The contact stiffness and the contact strength at interfaces between rough surfaces are of outstanding relevance in many different fields, including mechanical engineering, bio-lubrication, and technical tribology.

Individual sphere-plate contacts have been previously investigated with a QCM and it was found that the contact stiffness can be inferred from the frequency shift, where the latter is positive because contact increases the overall stiffness of the composite resonator. At elevated amplitude of oscillation, the apparent contact stiffness decreases because of partial slip. Partial slip (also: “microslip”) describes the situation, where a contact partly sticks and partly slips. Sticking mostly is observed in the center. Slip is found at the edges, where the local stress is large.

The presentation describes the extension of this work to multicontact interfaces as well as the new results which were found with the single contacts . Generally speaking, multicontact interfaces differ from individual contacts by, firstly, a broad distribution of contact size and contact strength and, secondly, by an elastic coupling between neighboring load-bearing asperities.

Different materials (aluminum, PMMA) and different characteristic scales of roughness (all in the range of many microns) were studied. The focus is on polymer surfaces, which where treated with an abrasive paper. A novel geometry, where the resonator is symmetrically loaded with the same type of sample from both sides, has allowed to increase the normal force by a factor of 10, compared to previous experiments.

At small amplitudes, the frequency response of the QCM to a contact with rough PMMA surfaces is similar to the behavior observed with individual sphere-plate contacts. There is an increase in resonance frequency, which can be converted to an interfacial stiffness. Interesting, the contact stiffness observed with MHz excitation was found to much higher than what has been found similar samples with excitation frequencies in the kHz range.

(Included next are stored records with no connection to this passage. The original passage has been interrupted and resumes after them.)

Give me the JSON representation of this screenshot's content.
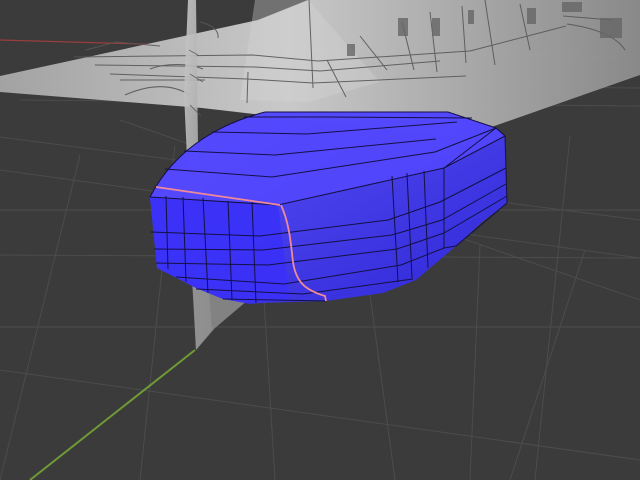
{
  "app": {
    "title": ""
  },
  "viewport": {
    "overlay_lines": []
  },
  "colors": {
    "background": "#3b3b3b",
    "grid_line": "#4d4d4d",
    "grid_line_dark": "#343434",
    "x_axis": "#9b3d3d",
    "y_axis": "#6f9a35",
    "mesh_fill": "#3a31f3",
    "mesh_fill_alt": "#4338ff",
    "mesh_edge": "#141044",
    "seam": "#f08a9b",
    "blueprint_bg": "#b8b8b8",
    "blueprint_line": "#555555",
    "blueprint_plane": "#8f8f8f"
  },
  "icons": {
    "viewport": "3d-viewport-icon",
    "grid": "grid-icon",
    "mesh": "mesh-object-icon",
    "reference": "reference-image-icon"
  }
}
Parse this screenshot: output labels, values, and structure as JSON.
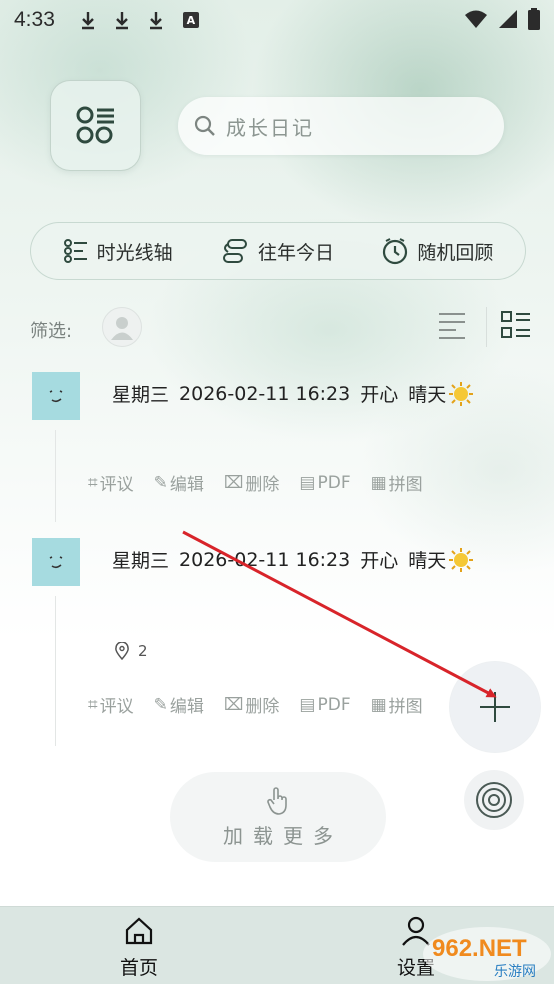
{
  "status_bar": {
    "time": "4:33",
    "download_icons": [
      "download-icon",
      "download-icon",
      "download-icon"
    ],
    "a_badge": "A",
    "right_icons": [
      "wifi-icon",
      "signal-icon",
      "battery-icon"
    ]
  },
  "header": {
    "menu_icon": "menu-grid-icon",
    "search_placeholder": "成长日记"
  },
  "features": [
    {
      "label": "时光线轴",
      "icon": "timeline-icon"
    },
    {
      "label": "往年今日",
      "icon": "history-icon"
    },
    {
      "label": "随机回顾",
      "icon": "clock-icon"
    }
  ],
  "filter": {
    "label": "筛选:",
    "view_modes": [
      "list-view-icon",
      "grid-view-icon"
    ]
  },
  "entries": [
    {
      "weekday": "星期三",
      "datetime": "2026-02-11 16:23",
      "mood": "开心",
      "weather": "晴天",
      "weather_icon": "sun-icon",
      "location_count": null,
      "actions": [
        "评议",
        "编辑",
        "删除",
        "PDF",
        "拼图"
      ]
    },
    {
      "weekday": "星期三",
      "datetime": "2026-02-11 16:23",
      "mood": "开心",
      "weather": "晴天",
      "weather_icon": "sun-icon",
      "location_count": "2",
      "actions": [
        "评议",
        "编辑",
        "删除",
        "PDF",
        "拼图"
      ]
    }
  ],
  "load_more": "加载更多",
  "fab": {
    "add_icon": "plus-icon",
    "scan_icon": "target-icon"
  },
  "bottom_nav": [
    {
      "label": "首页",
      "icon": "home-icon"
    },
    {
      "label": "设置",
      "icon": "user-icon"
    }
  ],
  "watermark": {
    "text": "962.NET",
    "sub": "乐游网"
  },
  "colors": {
    "accent_green": "#2f4a3f",
    "arrow_red": "#d8242a",
    "avatar_bg": "#a6dbe0",
    "nav_bg": "#dbe6e2"
  }
}
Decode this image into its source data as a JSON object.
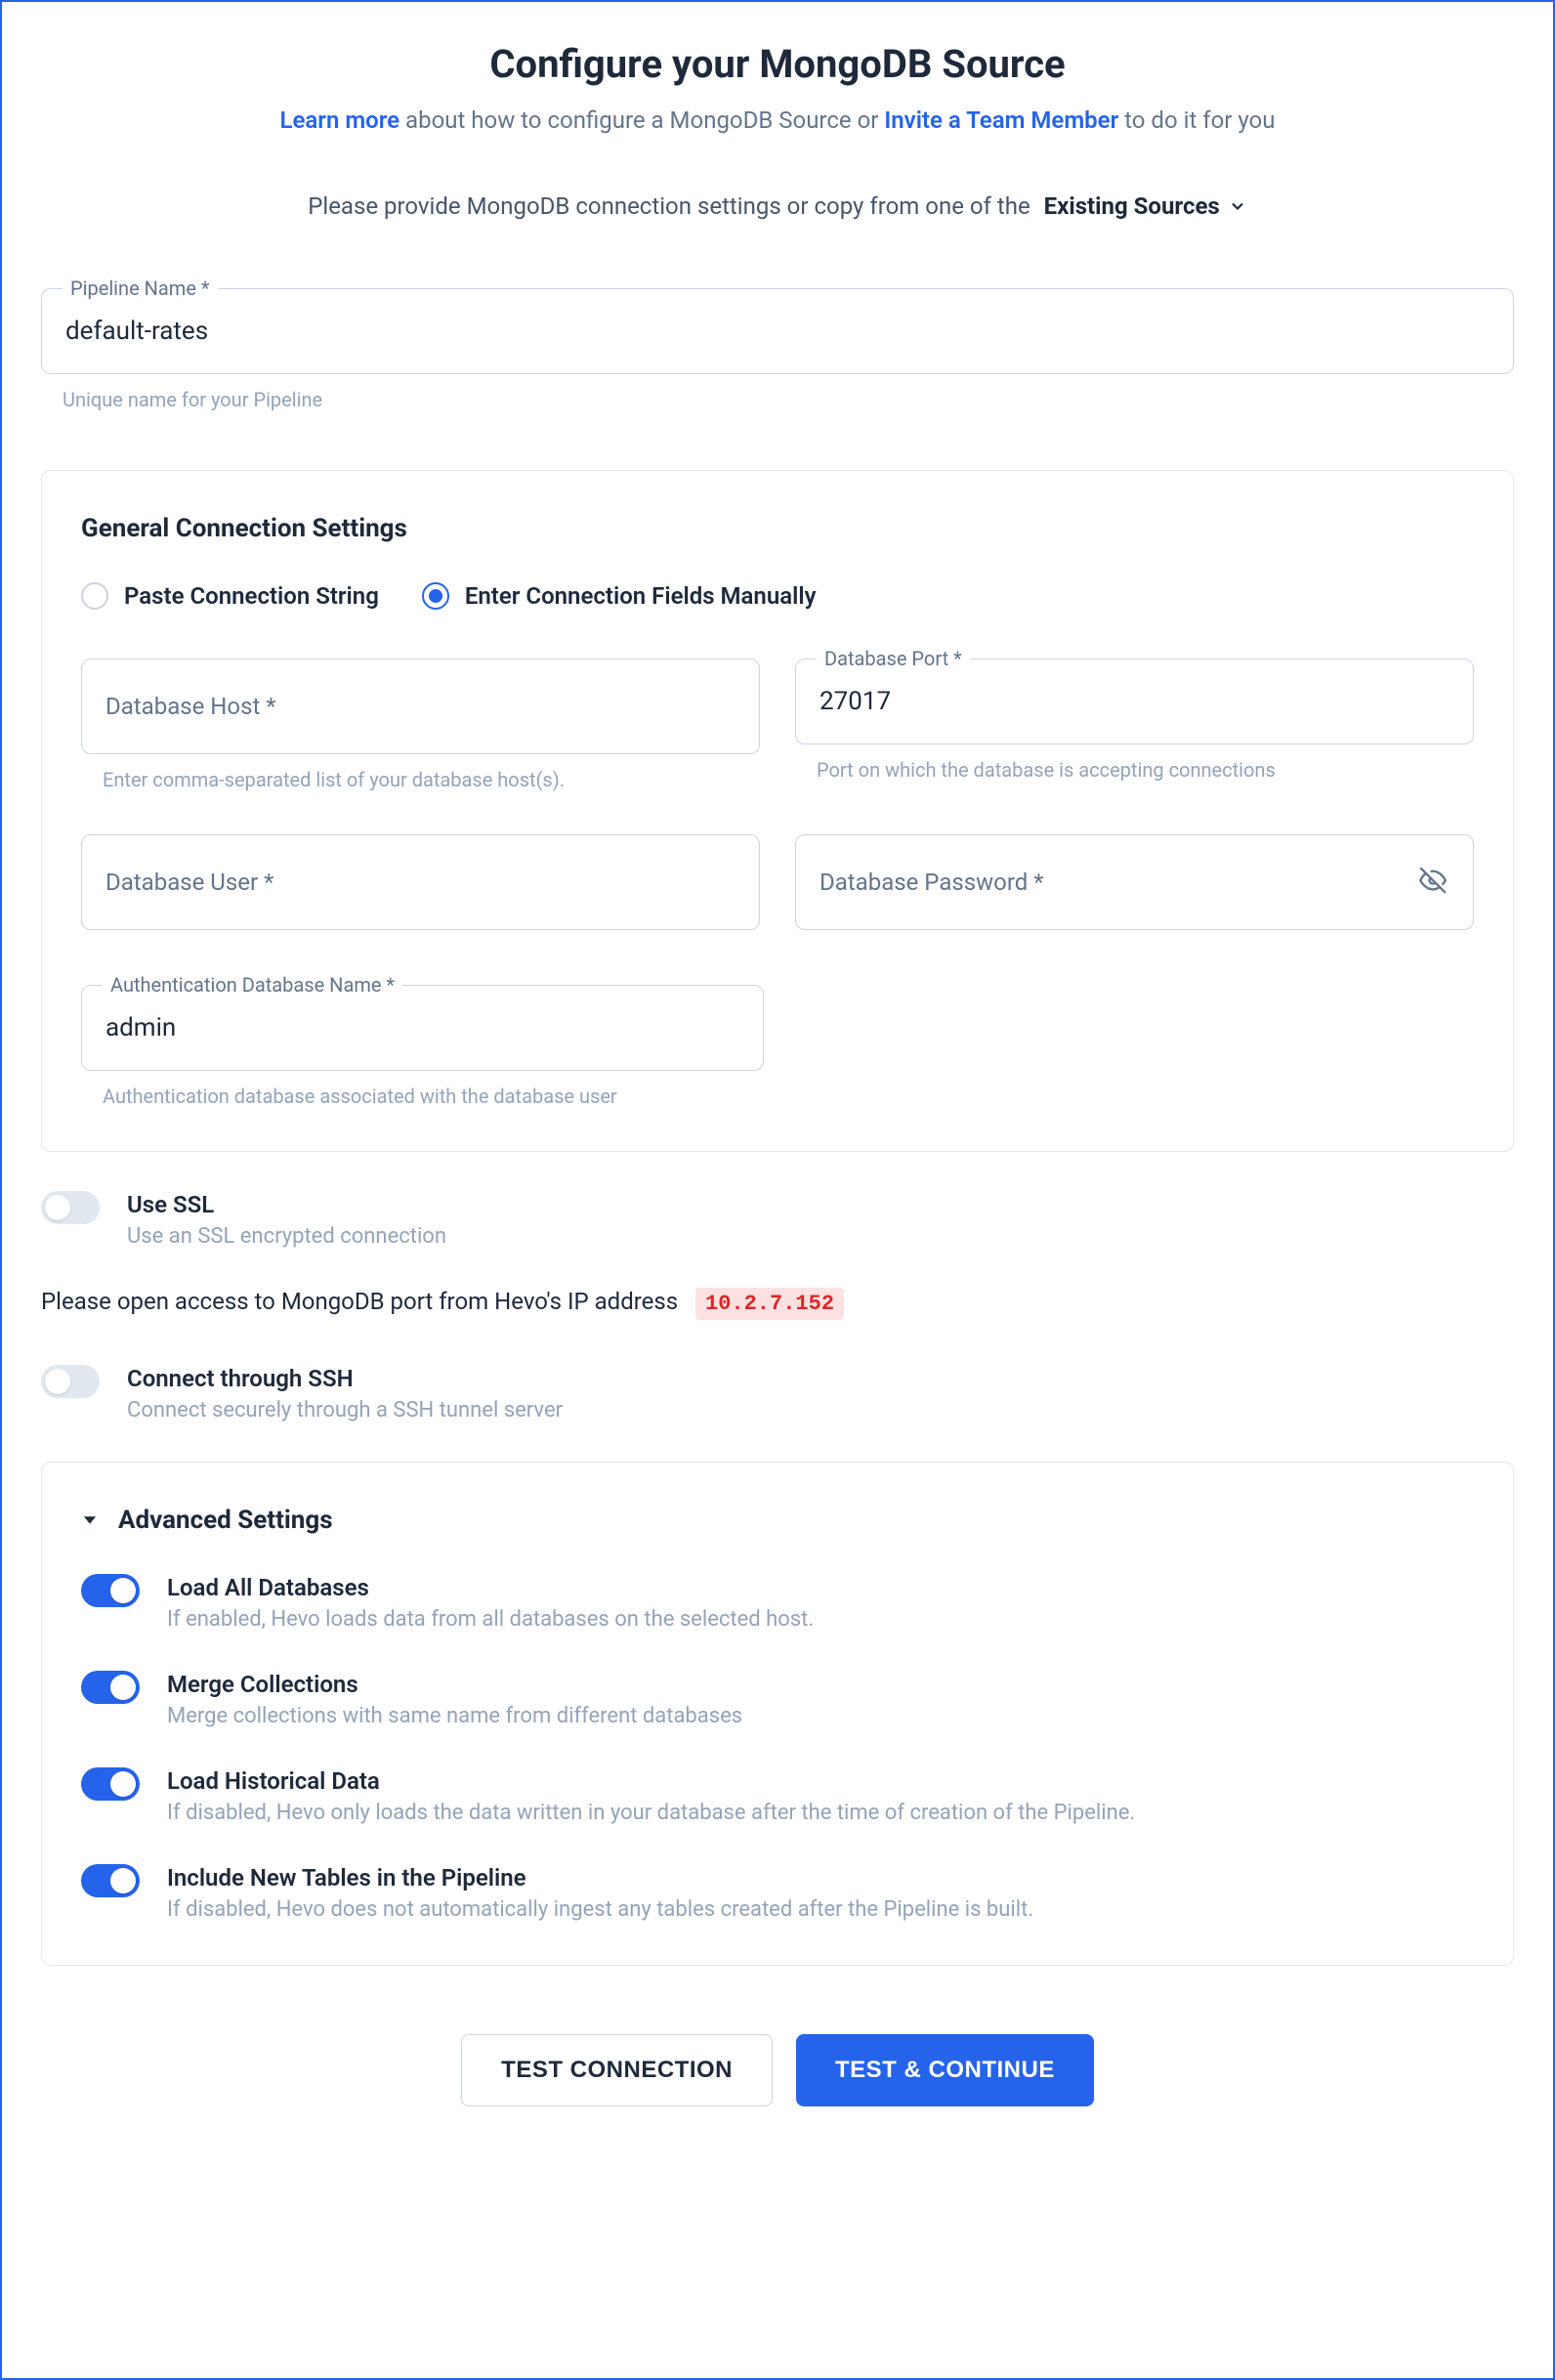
{
  "header": {
    "title": "Configure your MongoDB Source",
    "learn_more": "Learn more",
    "sub_mid": " about how to configure a MongoDB Source or ",
    "invite": "Invite a Team Member",
    "sub_end": " to do it for you"
  },
  "copy_line": {
    "text": "Please provide MongoDB connection settings or copy from one of the",
    "link": "Existing Sources"
  },
  "pipeline": {
    "label": "Pipeline Name *",
    "value": "default-rates",
    "helper": "Unique name for your Pipeline"
  },
  "general": {
    "title": "General Connection Settings",
    "radio_paste": "Paste Connection String",
    "radio_manual": "Enter Connection Fields Manually",
    "host_label": "Database Host *",
    "host_helper": "Enter comma-separated list of your database host(s).",
    "port_label": "Database Port *",
    "port_value": "27017",
    "port_helper": "Port on which the database is accepting connections",
    "user_label": "Database User *",
    "password_label": "Database Password *",
    "authdb_label": "Authentication Database Name *",
    "authdb_value": "admin",
    "authdb_helper": "Authentication database associated with the database user"
  },
  "ssl": {
    "title": "Use SSL",
    "desc": "Use an SSL encrypted connection"
  },
  "ip": {
    "text": "Please open access to MongoDB port from Hevo's IP address",
    "code": "10.2.7.152"
  },
  "ssh": {
    "title": "Connect through SSH",
    "desc": "Connect securely through a SSH tunnel server"
  },
  "advanced": {
    "title": "Advanced Settings",
    "items": [
      {
        "title": "Load All Databases",
        "desc": "If enabled, Hevo loads data from all databases on the selected host."
      },
      {
        "title": "Merge Collections",
        "desc": "Merge collections with same name from different databases"
      },
      {
        "title": "Load Historical Data",
        "desc": "If disabled, Hevo only loads the data written in your database after the time of creation of the Pipeline."
      },
      {
        "title": "Include New Tables in the Pipeline",
        "desc": "If disabled, Hevo does not automatically ingest any tables created after the Pipeline is built."
      }
    ]
  },
  "buttons": {
    "test": "TEST CONNECTION",
    "continue": "TEST & CONTINUE"
  }
}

At elevated amplitudes, the behavior is variable. Often one finds partial slip. Occasionally, however, there is a sharp increase in contact stiffness at a certain threshold in amplitude. The bandwidth goes through a maximum at that same amplitude. The behavior is reversible; the threshold is the same for decreasing and increasing amplitude ramps. We tentatively associate the increased apparent stiffness with an oscillation-induced increase in contact area.

[1] S. Hanke, J. Petri, D. Johannsmann, Phys. Rev. E 2013, 88.

[2] P. Berthoud, T. Baumberger, Proceedings of the Royal Society A: Mathematical, Physical and Engineering Sciences 1998, 454, 1615–1634.